Phase 2: Short-Term (This Week)

  1. Retire mc_pickup.py
  2. Move mc_pickup.py to _deprecated/ (don't delete yet — keep for 30 days)
  3. Update any systemd services or scripts that reference it
  4. The file is 312KB and 7,971 lines — removing it significantly reduces codebase complexity

  5. Unify agent watcher model

  6. Luci: d237c9eb2a7c (Control Room watcher, no_agent script) — keep as-is
  7. Iris: 8 cron jobs, mix of no_agent scripts and LLM-driven — evaluate if any should move to event-driven
  8. Lucienne: No active cron watcher found — confirm if she needs one or if she operates on-demand
  9. Standardize on: no_agent script for polling/health checks, LLM invocation only when actionable work is found

  10. Solve the noise/cost issue

  11. The current Luci watcher (d237c9eb2a7c) is a no_agent script ("no_agent": true) — this is already the right approach
  12. The disabled mc-board-shepherd-5min was the expensive full-LLM-every-5-min job — correctly disabled
  13. Keep the no_agent script for polling; only invoke LLM when tickets need action
  14. Iris jobs: most are already event-driven or daily (not 5-min polling). The twice-daily noisy-email sweep and morning/evening digest are appropriate frequency.
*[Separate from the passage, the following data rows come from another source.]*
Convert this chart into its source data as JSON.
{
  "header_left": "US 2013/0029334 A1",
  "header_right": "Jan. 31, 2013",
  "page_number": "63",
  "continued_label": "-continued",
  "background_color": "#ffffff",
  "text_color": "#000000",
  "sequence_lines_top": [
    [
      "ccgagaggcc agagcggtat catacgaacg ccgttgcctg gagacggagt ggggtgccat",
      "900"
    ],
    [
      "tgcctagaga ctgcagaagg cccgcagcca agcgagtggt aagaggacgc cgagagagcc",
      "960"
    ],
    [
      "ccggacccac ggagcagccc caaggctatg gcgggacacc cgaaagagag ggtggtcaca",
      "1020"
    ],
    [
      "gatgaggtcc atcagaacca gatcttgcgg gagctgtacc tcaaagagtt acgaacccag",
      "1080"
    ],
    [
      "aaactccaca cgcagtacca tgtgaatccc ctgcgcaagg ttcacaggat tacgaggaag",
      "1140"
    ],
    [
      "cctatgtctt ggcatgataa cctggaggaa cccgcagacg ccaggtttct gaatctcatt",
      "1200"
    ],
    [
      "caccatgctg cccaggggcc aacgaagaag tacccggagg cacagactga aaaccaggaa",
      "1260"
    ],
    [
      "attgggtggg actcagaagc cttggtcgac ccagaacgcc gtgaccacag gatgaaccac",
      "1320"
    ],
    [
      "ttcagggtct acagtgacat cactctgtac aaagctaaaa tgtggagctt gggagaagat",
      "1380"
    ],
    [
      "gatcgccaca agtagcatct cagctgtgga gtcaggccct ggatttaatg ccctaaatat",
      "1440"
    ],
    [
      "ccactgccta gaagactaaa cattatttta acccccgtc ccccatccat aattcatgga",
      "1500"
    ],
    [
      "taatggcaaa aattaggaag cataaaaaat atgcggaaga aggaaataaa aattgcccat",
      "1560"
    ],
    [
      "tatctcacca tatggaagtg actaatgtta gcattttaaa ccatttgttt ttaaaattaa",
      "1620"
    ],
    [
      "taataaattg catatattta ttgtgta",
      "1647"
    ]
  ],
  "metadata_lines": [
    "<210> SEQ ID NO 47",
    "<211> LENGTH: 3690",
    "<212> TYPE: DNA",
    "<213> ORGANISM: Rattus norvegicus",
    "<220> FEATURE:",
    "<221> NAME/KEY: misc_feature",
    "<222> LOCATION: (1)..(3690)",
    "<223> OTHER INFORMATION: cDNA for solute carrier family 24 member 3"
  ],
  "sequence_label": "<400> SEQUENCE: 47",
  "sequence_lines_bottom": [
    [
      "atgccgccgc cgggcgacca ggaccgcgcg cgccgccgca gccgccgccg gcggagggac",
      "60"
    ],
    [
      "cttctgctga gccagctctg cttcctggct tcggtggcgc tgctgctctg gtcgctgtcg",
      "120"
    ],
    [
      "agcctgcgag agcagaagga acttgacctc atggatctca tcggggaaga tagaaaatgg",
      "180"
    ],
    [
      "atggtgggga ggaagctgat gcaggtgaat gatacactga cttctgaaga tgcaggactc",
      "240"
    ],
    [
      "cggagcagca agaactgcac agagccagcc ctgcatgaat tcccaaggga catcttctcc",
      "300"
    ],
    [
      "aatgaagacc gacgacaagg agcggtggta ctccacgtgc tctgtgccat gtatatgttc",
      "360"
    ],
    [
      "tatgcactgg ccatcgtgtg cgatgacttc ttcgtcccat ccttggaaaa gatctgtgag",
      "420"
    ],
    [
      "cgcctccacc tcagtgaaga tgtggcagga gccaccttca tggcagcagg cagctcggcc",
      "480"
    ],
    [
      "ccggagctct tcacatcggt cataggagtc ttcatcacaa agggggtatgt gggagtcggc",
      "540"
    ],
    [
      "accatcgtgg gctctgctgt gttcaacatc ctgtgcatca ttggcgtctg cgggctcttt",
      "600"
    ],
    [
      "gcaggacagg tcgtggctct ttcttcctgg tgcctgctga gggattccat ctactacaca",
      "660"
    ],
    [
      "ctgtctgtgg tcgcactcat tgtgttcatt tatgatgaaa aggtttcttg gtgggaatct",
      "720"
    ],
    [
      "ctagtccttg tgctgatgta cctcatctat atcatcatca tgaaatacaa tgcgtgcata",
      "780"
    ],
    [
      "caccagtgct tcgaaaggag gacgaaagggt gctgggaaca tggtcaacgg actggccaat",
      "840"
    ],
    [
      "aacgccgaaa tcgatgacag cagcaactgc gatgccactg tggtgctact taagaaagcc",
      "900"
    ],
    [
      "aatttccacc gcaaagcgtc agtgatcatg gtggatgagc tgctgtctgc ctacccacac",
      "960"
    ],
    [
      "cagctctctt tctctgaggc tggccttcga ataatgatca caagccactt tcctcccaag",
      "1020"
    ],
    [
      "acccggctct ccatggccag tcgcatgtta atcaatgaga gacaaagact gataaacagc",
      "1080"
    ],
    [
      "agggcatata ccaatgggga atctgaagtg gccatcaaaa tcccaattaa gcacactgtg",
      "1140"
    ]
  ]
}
Phase 3: Medium-Term (Next 2 Weeks)

  1. Build webhook/notification layer
  2. Add PostgreSQL/SQLite NOTIFY or lightweight webhook on ticket insert/update
  3. Replace cron polling with event-driven triggers where possible
  4. This addresses the core cost concern: no more 5-min polling burns
  5. Fallback: keep no_agent cron at reduced frequency (e.g., every 15m) for resilience

  6. Document the unified model

  7. Update AGENTS.md and runbooks to reflect: all work routes through orchestrator, no direct runtime sessions
  8. Document worker spawn patterns: tmux, SSH, Codex CLI, Claude Code, subagents

Phase 4: Cleanup (Next 30 Days)

  1. Delete deprecated code
  2. Remove _deprecated/mc_pickup.py after 30-day quarantine
  3. Drop runtime_sessions table or archive to cold storage
  4. Remove tmux session management code from MC if no longer needed

  5. Validate cost reduction

    • Measure token burn before/after: old model was 3 agents × 288 LLM runs/day = ~864 full LLM invocations/day
    • New model: no_agent scripts do 864 cheap polls, LLM invoked only on actionable events (estimate: 10-50/day)
    • Target: 90%+ reduction in token burn for polling

Handling Existing Runtime Sessions and mc_pickup.py

Artifact Current State Action
mc_pickup.py 7,971 lines, not dispatching Luci tickets Move to _deprecated/, retire in 30 days
runtime_sessions table 178K rows, 0 active Archive old rows, drop or keep for history
tmux mc-root 2 windows Inspect contents, kill if idle, document if active
Old ticket-pickup task files Disabled (per pulse JSON) Keep disabled, add config guard
mc-board-shepherd-5min cron Disabled since 2026-05-29 Delete after migration confirmed stable

Larry's coding tasks: Larry already works via SSH from Luci's dev-loop session (per AGENTS.md). The Control Room model doesn't change this — it just means Luci explicitly spawns the session and tracks it via MC comments, rather than mc_pickup.py auto-dispatching. This is actually more controlled, not less.


Risks and Mitigation

Risk Likelihood Impact Mitigation
Larry workflow disruption Medium High Verify Larry's current dispatch path before retiring mc_pickup.py; have Luci manually dispatch first few tickets
Ticket gets missed without auto-pickup Low High no_agent watcher still polls every 5 min; adds comment/status on finding actionable tickets
Iris jobs incompatible with Control Room Low Medium Iris already operates on different schedule/frequency; no change needed
Webhook layer fails, no polling fallback Low High Keep no_agent cron at 15m interval as safety net until webhooks proven
Historical runtime data loss Low Low Archive before dropping; 178K rows are mostly completed/failed sessions
Reversion pressure if issues arise Medium Medium Keep deprecated code for 30 days; document rollback procedure

Decision

Commit to Option 1: Full Control Room model.

The system is already mostly there. The migration is finishing work, not starting over. The cost savings, architectural clarity, and alignment with Elmar's intent make this the obvious choice.

Next action: Elmar to approve this recommendation, then execute Phase 1 immediately (zero downtime).